Taking off despite the many hurdles

ISRO faced a hiccup during the launch of Chandrayaan-2. Space success stories across the world are punctuated by such setbacks
AMIT BANDRE
AMIT BANDRE

Chandrayaan- 2 is now safely on its way for a rendezvous with the moon. The first attempt to launch the satellite was aborted on July 15 due to a technical glitch. With corrections applied within the next few days, the GSLV Mark-III not only had a smooth sailing in the second attempt but also launched the satellite in an orbit higher than what had been planned, thus saving precious on-board fuel. Going by the history of space exploration, the initial hiccup that ISRO successfully overcame is not an outlier. It is part of the larger story of how the spectacular success of space conquest across the world is mostly punctuated by temporary setbacks.

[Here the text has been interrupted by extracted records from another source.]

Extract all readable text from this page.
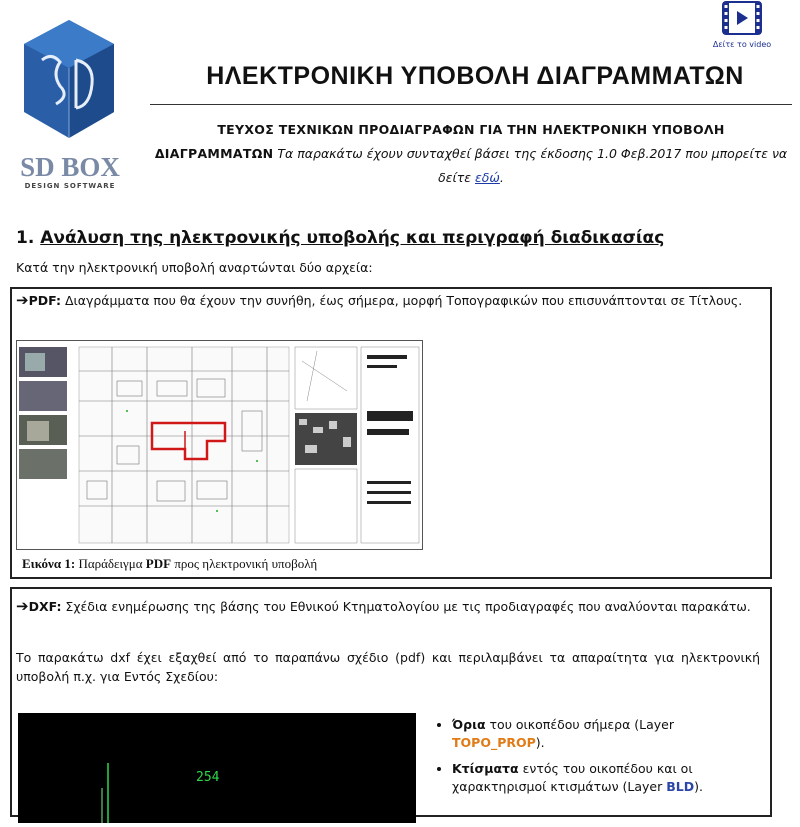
SD BOX
DESIGN SOFTWARE
Δείτε το video
ΗΛΕΚΤΡΟΝΙΚΗ ΥΠΟΒΟΛΗ ΔΙΑΓΡΑΜΜΑΤΩΝ
ΤΕΥΧΟΣ ΤΕΧΝΙΚΩΝ ΠΡΟΔΙΑΓΡΑΦΩΝ ΓΙΑ ΤΗΝ ΗΛΕΚΤΡΟΝΙΚΗ ΥΠΟΒΟΛΗ
ΔΙΑΓΡΑΜΜΑΤΩΝ Τα παρακάτω έχουν συνταχθεί βάσει της έκδοσης 1.0 Φεβ.2017 που μπορείτε να δείτε εδώ.
1. Ανάλυση της ηλεκτρονικής υποβολής και περιγραφή διαδικασίας
Κατά την ηλεκτρονική υποβολή αναρτώνται δύο αρχεία:
➔PDF: Διαγράμματα που θα έχουν την συνήθη, έως σήμερα, μορφή Τοπογραφικών που επισυνάπτονται σε Τίτλους.
Εικόνα 1: Παράδειγμα PDF προς ηλεκτρονική υποβολή
➔DXF: Σχέδια ενημέρωσης της βάσης του Εθνικού Κτηματολογίου με τις προδιαγραφές που αναλύονται παρακάτω.
Το παρακάτω dxf έχει εξαχθεί από το παραπάνω σχέδιο (pdf) και περιλαμβάνει τα απαραίτητα για ηλεκτρονική υποβολή π.χ. για Εντός Σχεδίου:
254
• Όρια του οικοπέδου σήμερα (Layer TOPO_PROP).
• Κτίσματα εντός του οικοπέδου και οι χαρακτηρισμοί κτισμάτων (Layer BLD).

Vikram Sarabhai, whose birth centenary falls on August 12 this year, is the pioneer who ushered India into the age of space exploration. In the 1960s, he led a team of young scientists and engineers, and in his characteristic modest style, began to launch a series of sounding rockets from Thumba near Thiruvananthapuram.

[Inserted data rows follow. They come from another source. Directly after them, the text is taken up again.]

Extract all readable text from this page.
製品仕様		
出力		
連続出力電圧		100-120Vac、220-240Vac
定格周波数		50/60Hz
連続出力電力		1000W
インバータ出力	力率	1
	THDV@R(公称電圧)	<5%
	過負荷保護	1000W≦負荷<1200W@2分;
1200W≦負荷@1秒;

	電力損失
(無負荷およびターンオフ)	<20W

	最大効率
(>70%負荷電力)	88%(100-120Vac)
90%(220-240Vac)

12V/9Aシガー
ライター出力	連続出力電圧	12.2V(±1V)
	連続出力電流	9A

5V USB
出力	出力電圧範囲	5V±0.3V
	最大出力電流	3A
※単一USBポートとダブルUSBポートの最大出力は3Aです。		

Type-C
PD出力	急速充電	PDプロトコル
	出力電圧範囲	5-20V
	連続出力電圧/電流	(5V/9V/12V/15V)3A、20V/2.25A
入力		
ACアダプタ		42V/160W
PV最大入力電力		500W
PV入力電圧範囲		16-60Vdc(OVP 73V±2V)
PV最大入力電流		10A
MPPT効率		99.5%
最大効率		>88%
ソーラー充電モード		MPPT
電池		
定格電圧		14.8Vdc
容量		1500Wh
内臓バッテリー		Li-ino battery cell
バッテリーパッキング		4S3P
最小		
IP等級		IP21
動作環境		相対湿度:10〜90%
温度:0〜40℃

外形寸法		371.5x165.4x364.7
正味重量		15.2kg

These early rockets couldcarry small experimential hardware meant for doing atmospheric science research. Compared to the behemoths weighing 640 tonnes that the GSLV launch vehicles have become today, the first sounding rockets were quite modest, less than 100 kilograms in weight. Notwithstanding their small size, lean design and functional complexity, they had their fair share of difficulties. In 1963, the first sounding rocket was launched but not before last minute hitches, ranging from launchpad to remote control malfunctioning, were rectified just in time.

More dramatic was the run-up to the first successful launch of indigenous launch vehicle SLV-3 by ISRO in July 1980. A little before the launch, the cables that tied the rocket to the ground, operated through remote controls, failed to unhinge and could have prevented the rocket from taking off. Finally, one of the technicians undertook the risky job of manually detaching the chains from the ready-to- fire rocket. This was the first successful launch that came onlymonths after the previous attempt in 1979 had failed.

Last month, the world marked the 50 years since humans first set foot on the moon. Reflecting the perilous nature of this adventure, the then US President Richard Nixon even had a speech prepared in case of an unexpected disaster: “Fate has ordained that the men who went to the moon to explore in peace will stay on the moon to rest in peace.” This speech was never used as the three men aboard the Apollo 11 spacecraft returned safely back to the earth.

But the mission was not without its edge-ofthe- seat tense moments. The lunar module Eagle, which actually landed on the moon, was commanded by Neil Armstrong. As the Eagle detached from Apollo 11 to descend towards the lunar surface, a small excess pressure gave Eagle the extra boost to go well beyond the planned landing site by nearly six kilometres. Not only did the plans go awry, to make matters worse, Eagle was also running low on fuel.

Tense moments at the control centre in Houston finally gave way to relief when, with only about 30 seconds of fuel left, Armstrong’s voice came alive, “Houston, Tranquility Base here, The Eagle has landed.” Almost 90 years ago, in 1926, the American physicist and engineer Robert Goddard successfully launched the world’s first rocket with liquid fuel in Massachusetts in the United States. The first rocket flew for only a few seconds before it crashed to the ground.

Goddard thought of failures as “valuable negative information”, an idea that was to become a basic lesson in space flight experimentation world over. In the early part of the 20th century, not everyone agreed with Goddard, and his repeated failures with improvised rockets did not inspire confidence. His pioneering ideas were criticised and even ridiculed as being impractical and violating the laws of physics. As an editorial in The New York Times in 1920 put it, Goddard’s idea of going into outer space presents “a severe strain on the credulity” for its lack of understanding of physics principles taught routinely in schools.

Hundreds of trials and modifications later, lasting over the next 15 years, Goddard’s rockets reached altitudes of several kilometres. Finally, when Neil Armstrong set out for the moon in 1969, The New York Times published a correction regretting the error in its 1920 editorial. In a few weeks from now, India’s moon landing module Vikram is expected to land on the moon’s surface. From the days when sounding rockets were carried to launch pads on bullock carts to preparing to launch humans into outer space by Indian rockets, it is an achievement that would not have been possible without the valuable lessons that failures have taught in the process.

As Robert Goddard, a veteran of many failed attempts, said, “work that is finally successful is the result of a series of unsuccessful tests in which difficulties are gradually eliminated”. This possibly has lessons for life but nowhere is it truer than in the case of rocket launches.